I will explain how I overcame my initial trepidation and pre-existing fear of understanding the C core of NumPy by starting with small goals, meeting them, and starting again with something more ambitious. I will explain how I got involved in the NumPy community, found how to ask questions in a way that would get me the answers I needed, and eventually grew comfortable working with the guts of NumPy. My goal will be to model to the audience that they too can do this and that it is possible to take on an enormous, complicated codebase like NumPy and become comfortable with it.

Next, I will introduce the new NumPy DType API at a high level and explain how it can be used to define a NumPy data type outside of NumPy. I will highlight that the API is now generally available and there's a lot of low-hanging fruit for community-defined data types to be implemented and possibly upstreamed to NumPy once a need has been demonstrated.

I will then explain the design of StringDType at a high level and outline its structure and how I incrementally implemented it. I will present benchmarks demonstrating that it is faster and more memory-efficient than the unicode fixed-width string DType and object arrays of Python strings and show usage examples that demonstrate the features of the DType, including native support for missing data.

The final part of the talk will discuss efforts to aid community adoption of the DType, including support for the new DType in Pandas.

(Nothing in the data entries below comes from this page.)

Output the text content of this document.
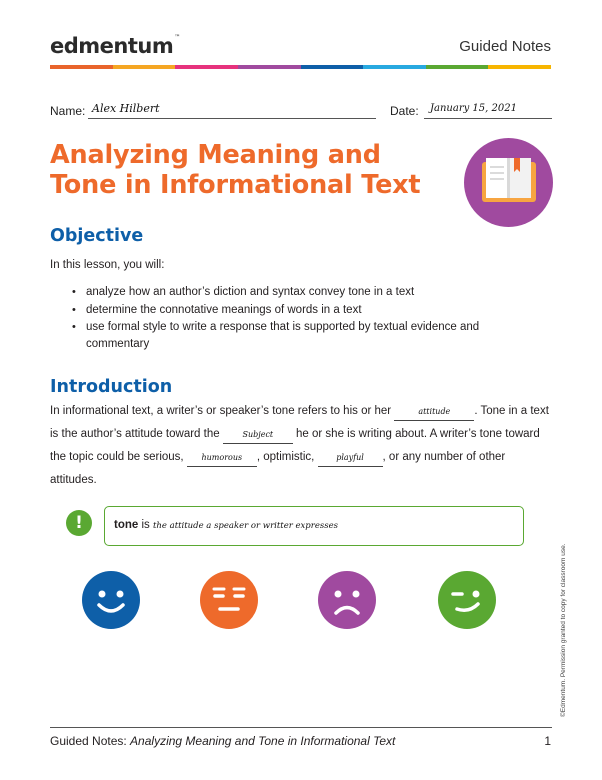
edmentum™
Guided Notes
Name: Alex Hilbert	Date:	January 15, 2021
Analyzing Meaning and
Tone in Informational Text
Objective
In this lesson, you will:
• analyze how an author’s diction and syntax convey tone in a text
• determine the connotative meanings of words in a text
• use formal style to write a response that is supported by textual evidence and commentary
Introduction
In informational text, a writer’s or speaker’s tone refers to his or her	attitude . Tone in a text is the author’s attitude toward the Subject he or she is writing about. A writer’s tone toward the topic could be serious, humorous , optimistic, playful , or any number of other attitudes.
!	tone is the attitude a speaker or writter expresses
©Edmentum. Permission granted to copy for classroom use.
Guided Notes: Analyzing Meaning and Tone in Informational Text	1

I am a software engineer at Quansight Labs where I help maintain NumPy and contribute to open source software on behalf of consulting clients. My background is in astrophysics, I completed my PhD in 2015 at UC Santa Cruz and worked as a postdoc and research scientist at the University of Illinois. During my academic career I become increasingly involved in community open source projects, contributing to projects across the scientific python ecosystem and as a maintainer of the yt project. Since then I've transitioned from academia to industry, but I still believe strongly in open science and the importance of community research software to building reproducible scientific workflows.